Lester Bower was a Texas Native and executed on June 3, 2015, after he had spent more than 30 years on death row. From when he was convicted in 1983 and executed June 3rd, 2015. Bower was convicted of a murder that dated back in 1983 of four men in Grayson County, Texas. Bower admitted in meeting with one of the men, but continuously denied being involved in the killings. The evidence was very circumstantial, Lester Bower had made calls to one of the men for selling an aircraft part that Bower had purchased, and the same amount of ammunition used in the killings. The prosecutors had argued that the ammunition provided a viral connection between the killings and Bower because that type of ammunition was extremely rare. After Bower had been convicted, his lawyers had come forward with FBI records proving that the ammunition used was not as rare as the prosecutors had said. The prosecutors also missed to express information that the police had tipped that the murders may have been connected to trafficking. Later a woman had come forward about the killing and admitted it being her boyfriend killing the men and it was related to a drug deal gone wrong.

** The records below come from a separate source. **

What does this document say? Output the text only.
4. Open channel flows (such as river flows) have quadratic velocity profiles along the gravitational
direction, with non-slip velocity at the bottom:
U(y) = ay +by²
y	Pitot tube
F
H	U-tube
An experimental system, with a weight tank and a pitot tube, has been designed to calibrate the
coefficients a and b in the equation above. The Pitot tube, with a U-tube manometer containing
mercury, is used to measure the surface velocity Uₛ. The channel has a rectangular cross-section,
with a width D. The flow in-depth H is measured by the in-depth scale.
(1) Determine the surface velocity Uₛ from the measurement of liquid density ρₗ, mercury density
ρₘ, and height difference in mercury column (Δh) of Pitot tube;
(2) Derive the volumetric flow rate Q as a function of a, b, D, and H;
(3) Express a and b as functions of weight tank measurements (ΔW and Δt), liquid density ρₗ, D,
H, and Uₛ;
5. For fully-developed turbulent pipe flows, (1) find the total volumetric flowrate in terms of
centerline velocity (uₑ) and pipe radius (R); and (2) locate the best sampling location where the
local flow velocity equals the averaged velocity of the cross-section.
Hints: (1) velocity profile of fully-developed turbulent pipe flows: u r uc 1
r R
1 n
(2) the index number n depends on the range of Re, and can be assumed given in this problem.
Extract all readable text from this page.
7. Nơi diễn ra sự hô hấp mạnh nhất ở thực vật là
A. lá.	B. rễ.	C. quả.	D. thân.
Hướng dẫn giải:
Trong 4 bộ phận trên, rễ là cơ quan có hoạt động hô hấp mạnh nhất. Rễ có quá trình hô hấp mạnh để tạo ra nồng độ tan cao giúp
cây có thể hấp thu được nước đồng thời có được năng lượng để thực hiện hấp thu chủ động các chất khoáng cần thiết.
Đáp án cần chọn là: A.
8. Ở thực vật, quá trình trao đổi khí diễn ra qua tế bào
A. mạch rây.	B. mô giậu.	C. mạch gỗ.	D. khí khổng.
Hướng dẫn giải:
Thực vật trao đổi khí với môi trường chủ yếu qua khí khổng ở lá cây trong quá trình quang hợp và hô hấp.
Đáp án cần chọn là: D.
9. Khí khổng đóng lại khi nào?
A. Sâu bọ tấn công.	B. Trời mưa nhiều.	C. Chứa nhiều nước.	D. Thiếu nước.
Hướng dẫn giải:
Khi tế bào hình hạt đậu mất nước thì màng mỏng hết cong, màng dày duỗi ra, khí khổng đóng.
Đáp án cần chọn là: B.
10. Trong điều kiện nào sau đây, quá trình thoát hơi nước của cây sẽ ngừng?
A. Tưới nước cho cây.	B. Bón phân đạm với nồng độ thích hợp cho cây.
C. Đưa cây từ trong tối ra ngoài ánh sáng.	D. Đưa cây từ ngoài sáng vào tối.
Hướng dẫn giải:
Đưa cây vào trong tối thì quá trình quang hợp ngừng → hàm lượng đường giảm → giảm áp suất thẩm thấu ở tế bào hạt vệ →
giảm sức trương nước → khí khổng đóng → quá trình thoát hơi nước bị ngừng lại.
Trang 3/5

Brian Terrell Georgia Convicted 1995 Executed 2015

Brian terrell was sentenced to death Terrell mouthed the words: "Didn't do it." while the nurse looked for a vein for lethal injection. His lawyer proclaimed that none of the 13 fingerprints at the scene didn't match Brains and the footprints left being were too small to be his and there was no physical evidence that linked him to the crime. He had 3 trials for the case in the first trial ended in a mistrial when jurors could not agree on whether he was guilty. The second resulted in a conviction that was later overturned by the Georgia Supreme Court. The third trial concluded with a conviction and death sentence. His cousin was the key testimony who spent years in prison and was advised by his lawyers to say it was Brian Terrell who committed the crime to get him a shorter sentence. Terrell's lawyers argued that prosecutors also presented misleading testimony suggesting that a neighbor had seen Terrell at the murder scene, when in fact she had told authorities that he was not the man she had seen.